Realizing that the world isn’t perfect, and that music directors sometimes do things they feel they have to do but don’t really want to do, I thought it would be useful to explore the tension that often exists between expedient and rigorous. First, I should define my terms. Expedient is training an ensemble to play the right notes, dynamics, tempi, and articulations as accurately as possible in the shortest amount of time possible. Expedient training typically involves drill and rote teaching, is teacher centered, and leaves all of the interpretive and technical decisions to the teacher. Music teachers resort to this type of teaching when there is a performance looming, and too little time to prepare students by any other way. Rigor is teaching an ensemble to play the right notes, dynamics, tempi, and articulations as expressively as possible, which still requires accuracy, but the accuracy is gained through student centered instruction, leaving much of the interpretive decisions to the student, and allowing the student to solve technical problems to the greatest extent possible after teaching them practice and evaluation strategies.
This is a more time consuming approach, but one that results in a more meaningful music experience for the student. Students use teacher-provided and collaboratively developed criteria, and later personally developed criteria, to evaluate their own interpretation, technical skill, originality, emotional impact, and interest to refine a performance until it is ready to present publicly. Notice how far beyond accurate notes, dynamics and articulations this goes. When students are playing music just the way they are told to play it, personal meaning and expression are absent until the performance is fully prepared at which time there may be an emotional consensus on the effectiveness of the director’s interpretation. Through director centered rehearsals, visceral satisfaction and interaction with the music is rare or missing, because the investment of personal feelings is left out. When students are not actively involved in the evaluation and refining, all that is left is rehearsing, which alone is essentially rote learning or drill, neither of which builds musicianship.
Rehearsal should be the means to refining accuracy and interpretation, but both must first be conceived, developed, and even practiced before they can be refined in rehearsal. Accuracy is born not only out of practice, but out of recognizing where challenges lie, and finding motivation in taking them on, equipped with a plan and strategies learned from good teaching.
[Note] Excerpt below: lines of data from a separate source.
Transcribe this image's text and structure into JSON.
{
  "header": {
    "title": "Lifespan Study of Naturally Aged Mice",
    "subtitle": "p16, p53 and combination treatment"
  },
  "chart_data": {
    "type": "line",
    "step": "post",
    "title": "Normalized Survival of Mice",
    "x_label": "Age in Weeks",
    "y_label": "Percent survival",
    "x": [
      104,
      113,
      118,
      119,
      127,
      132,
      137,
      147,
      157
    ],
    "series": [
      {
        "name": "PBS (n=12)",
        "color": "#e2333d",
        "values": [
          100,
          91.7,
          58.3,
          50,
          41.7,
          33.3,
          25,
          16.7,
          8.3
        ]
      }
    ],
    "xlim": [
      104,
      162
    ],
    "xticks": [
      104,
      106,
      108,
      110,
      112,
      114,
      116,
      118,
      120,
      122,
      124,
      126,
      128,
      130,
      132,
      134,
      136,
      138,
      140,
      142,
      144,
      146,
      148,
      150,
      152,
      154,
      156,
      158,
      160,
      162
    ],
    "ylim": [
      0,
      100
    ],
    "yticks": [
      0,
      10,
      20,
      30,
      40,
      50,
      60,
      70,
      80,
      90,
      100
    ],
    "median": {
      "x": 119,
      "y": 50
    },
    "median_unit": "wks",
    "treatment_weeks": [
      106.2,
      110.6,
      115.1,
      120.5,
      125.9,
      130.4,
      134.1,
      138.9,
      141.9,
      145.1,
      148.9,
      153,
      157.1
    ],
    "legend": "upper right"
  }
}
While accuracy can be practiced individually, interpretation must ultimately be executed corporately in an ensemble. Discussing, exploring, and trying multiple interpretations with the ensemble involves students in meta-cognitive activity that is essential for instructional depth in music performance education. It is, I believe, no accident that “interpret” precedes “rehearse” in the core arts standards for music. Interpretation requires intent and expression. Where interpretation is added on after notes, rhythms, articulations and tempi are mastered, the point of musical activity is lost. Put another way, pitches, rhythms, articulations and tempi are means to an expressive end, not the other way around. The point is not to learn the notes, but to express intent with notes. Observe the enduring understanding for rehearse, evaluate and refine performance: “To express their musical ideas, musicians analyze, evaluate, and refine their performances, individually or in collaboration with others.” The first phrase states the purpose of musical performance, that is, to express musical ideas. Students engage in analysis, evaluation and refinement individually when they practice, and in collaboration with others when they are in their ensemble setting. Being told how to play every note and nuance is not collaboration and is not what the writers of the standards intended. Collaboration involves taking ideas from many and creating something where the whole is greater than the sum of its parts, because all benefited from each contribution of a part.
There is a tension between knowing this is how it should be, and knowing that there is not time to start doing all of these things. But there is eventually a return on every good investment. Students who become capable of being independent learners and interpreters of music, what Shaw had Henry Higgins call “a tower of strength” in Pygmailion do not need as much supervised drill, because they are capable of evaluating, refining and overcoming challenges in the text, and defects in the performance much more independently and therefore more quickly and efficiently, than students who must totally rely on their director for everything. This investment must be made at times of the year when there is time to make, or else every director must make time to do so. We must do this because we are not music trainers, we are music educators, which is a much higher calling.